Stormy Daniels speaks to members of the media while attorney Michael Avenatti listens outside Federal Court in New York. (Photographer: Victor J. Blue/Bloomberg)

Trump Lawyers Ask Judge to Dismiss Stormy Daniels Lawsuit

(Bloomberg) -- Presidential Donald Trump says that after Stormy Daniels spilled the beans on their alleged 2006 tryst in a just-published book, it makes no sense for them to keep fighting in court over a $130,000 hush agreement she signed before the 2016 election.

Lawyers for the president asked a Los Angeles federal judge Monday to throw out the lawsuit filed by the adult-movie star, whose real name is Stephanie Clifford, that challenges the validity of the non-disclosure agreement she signed with Trump’s longtime fixer and lawyer, Michael Cohen.
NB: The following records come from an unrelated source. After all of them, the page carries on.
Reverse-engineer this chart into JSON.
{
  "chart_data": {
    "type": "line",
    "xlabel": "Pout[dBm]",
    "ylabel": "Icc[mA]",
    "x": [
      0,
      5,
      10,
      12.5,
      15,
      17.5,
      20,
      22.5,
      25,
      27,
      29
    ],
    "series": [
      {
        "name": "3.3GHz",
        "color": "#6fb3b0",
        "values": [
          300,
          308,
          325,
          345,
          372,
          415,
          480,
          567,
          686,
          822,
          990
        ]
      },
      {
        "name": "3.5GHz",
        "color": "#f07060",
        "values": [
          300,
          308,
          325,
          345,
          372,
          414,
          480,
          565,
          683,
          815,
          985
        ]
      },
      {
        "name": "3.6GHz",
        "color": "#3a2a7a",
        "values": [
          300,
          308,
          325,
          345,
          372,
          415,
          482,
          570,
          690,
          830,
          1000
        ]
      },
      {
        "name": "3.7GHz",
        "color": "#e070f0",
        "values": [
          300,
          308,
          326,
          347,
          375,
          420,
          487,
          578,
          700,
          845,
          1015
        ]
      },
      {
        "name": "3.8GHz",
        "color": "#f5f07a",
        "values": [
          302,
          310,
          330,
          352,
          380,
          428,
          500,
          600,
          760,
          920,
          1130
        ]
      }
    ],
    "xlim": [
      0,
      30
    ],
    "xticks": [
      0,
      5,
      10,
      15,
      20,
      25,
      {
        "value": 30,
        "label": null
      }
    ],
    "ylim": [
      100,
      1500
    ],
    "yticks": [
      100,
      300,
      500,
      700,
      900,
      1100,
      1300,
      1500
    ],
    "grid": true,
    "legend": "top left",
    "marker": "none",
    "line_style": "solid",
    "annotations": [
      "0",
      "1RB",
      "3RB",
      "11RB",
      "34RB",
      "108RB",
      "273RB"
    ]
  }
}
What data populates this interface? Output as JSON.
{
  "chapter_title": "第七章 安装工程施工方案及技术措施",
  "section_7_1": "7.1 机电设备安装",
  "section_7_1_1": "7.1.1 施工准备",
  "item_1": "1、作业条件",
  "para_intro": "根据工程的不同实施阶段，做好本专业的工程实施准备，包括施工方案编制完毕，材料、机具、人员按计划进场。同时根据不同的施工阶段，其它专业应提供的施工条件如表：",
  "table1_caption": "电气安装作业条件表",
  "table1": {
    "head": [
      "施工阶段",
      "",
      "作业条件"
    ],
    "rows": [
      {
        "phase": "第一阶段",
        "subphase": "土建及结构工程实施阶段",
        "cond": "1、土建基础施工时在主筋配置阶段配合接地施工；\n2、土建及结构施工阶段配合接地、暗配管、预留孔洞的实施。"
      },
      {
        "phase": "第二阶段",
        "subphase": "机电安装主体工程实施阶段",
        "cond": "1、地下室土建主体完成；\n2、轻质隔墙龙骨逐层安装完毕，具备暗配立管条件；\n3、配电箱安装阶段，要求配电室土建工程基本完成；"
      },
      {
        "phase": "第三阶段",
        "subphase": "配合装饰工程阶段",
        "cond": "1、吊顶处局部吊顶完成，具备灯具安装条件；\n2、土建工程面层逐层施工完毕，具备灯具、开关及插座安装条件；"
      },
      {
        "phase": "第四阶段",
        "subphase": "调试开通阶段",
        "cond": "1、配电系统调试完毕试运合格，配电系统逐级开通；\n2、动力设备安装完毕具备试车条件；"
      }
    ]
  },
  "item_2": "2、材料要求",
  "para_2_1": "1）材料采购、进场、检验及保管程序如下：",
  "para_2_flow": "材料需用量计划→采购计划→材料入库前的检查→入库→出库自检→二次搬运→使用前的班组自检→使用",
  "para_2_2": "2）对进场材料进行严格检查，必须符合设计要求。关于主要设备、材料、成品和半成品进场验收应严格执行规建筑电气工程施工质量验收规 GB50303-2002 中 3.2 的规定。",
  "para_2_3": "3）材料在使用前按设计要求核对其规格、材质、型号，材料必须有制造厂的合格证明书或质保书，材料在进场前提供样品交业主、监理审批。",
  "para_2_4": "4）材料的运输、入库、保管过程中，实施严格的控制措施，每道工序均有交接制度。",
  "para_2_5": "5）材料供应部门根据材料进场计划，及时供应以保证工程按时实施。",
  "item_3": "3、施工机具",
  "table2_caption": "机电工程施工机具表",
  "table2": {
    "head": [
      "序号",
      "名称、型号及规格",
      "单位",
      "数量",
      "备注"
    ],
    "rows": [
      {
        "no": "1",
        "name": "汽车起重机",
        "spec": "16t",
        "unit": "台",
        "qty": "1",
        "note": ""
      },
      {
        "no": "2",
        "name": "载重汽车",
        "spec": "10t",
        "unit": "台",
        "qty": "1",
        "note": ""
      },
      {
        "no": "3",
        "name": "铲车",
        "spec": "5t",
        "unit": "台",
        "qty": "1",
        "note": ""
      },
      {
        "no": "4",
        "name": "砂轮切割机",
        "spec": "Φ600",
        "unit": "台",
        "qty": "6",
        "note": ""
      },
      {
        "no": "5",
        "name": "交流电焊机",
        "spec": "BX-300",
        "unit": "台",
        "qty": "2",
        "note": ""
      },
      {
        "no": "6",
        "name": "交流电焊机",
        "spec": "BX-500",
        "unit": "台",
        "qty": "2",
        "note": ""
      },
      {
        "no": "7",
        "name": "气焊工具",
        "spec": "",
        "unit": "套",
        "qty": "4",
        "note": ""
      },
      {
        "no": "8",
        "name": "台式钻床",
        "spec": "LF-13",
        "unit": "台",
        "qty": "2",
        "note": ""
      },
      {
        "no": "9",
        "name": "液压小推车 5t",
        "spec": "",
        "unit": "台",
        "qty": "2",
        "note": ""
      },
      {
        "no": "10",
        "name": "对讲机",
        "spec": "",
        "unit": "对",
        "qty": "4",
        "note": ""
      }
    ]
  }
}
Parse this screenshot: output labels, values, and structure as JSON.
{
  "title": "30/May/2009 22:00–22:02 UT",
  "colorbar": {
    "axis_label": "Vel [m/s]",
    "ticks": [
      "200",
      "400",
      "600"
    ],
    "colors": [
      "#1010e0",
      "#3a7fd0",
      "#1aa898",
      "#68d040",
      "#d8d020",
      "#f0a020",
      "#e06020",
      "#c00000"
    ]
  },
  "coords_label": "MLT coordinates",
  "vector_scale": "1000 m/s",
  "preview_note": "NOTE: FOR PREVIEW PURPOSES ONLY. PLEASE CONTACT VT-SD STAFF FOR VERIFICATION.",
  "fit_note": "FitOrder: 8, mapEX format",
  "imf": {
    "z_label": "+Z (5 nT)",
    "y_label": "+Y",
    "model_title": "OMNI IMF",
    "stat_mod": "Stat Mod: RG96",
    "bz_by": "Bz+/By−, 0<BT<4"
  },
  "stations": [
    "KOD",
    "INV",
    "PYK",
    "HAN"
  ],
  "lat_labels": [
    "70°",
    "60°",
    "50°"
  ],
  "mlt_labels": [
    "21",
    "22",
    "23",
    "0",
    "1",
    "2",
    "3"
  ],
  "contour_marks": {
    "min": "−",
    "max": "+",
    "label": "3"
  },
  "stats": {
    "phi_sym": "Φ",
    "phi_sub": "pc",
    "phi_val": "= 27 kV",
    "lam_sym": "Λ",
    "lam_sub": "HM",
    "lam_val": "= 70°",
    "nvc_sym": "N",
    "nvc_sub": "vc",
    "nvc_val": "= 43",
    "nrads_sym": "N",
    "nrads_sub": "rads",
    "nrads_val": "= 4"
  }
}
The lawsuit is moot because Trump has consented that the agreement, as she has claimed, was never formed because he didn’t sign it and he has agreed not to try to enforce it, Trump said in his court filing. The company created by Cohen to facilitate the non-disclosure agreement, which initially said Clifford faced more than $20 million in damages for talking, said in September that it wouldn’t sue to enforce the deal.

Meanwhile, Clifford has conducted herself as if the agreement was already void by discussing the alleged affair on television and in her recent book "Full Disclosure," according to Trump’s filing.

"The purported settlement agreement unambiguously prohibits such activities," Trump’s lawyers said.

Clifford’s lawyer, Michael Avenatti, argues the lawsuit has evolved into something bigger than a dispute over the validity of a hush agreement. The attorney, who wants to depose Trump under oath, said it’s in the public’s interest to get more details about the motivation behind the deal and where the money came from. He said the president’s claim about the publication of Clifford’s book is irrelevant.

"We are not concerned about it,” he said.

The actress’s lawyer also said Trump and Cohen would need to make several concessions to get out of the suit, including admitting in a final judgment that the hush deal violated campaign finance laws because it was intended to influence the presidential election. They’d also need to pay Daniels’s legal fees and expenses, Avenatti said.

A hearing on whether to dismiss the lawsuit is set for December.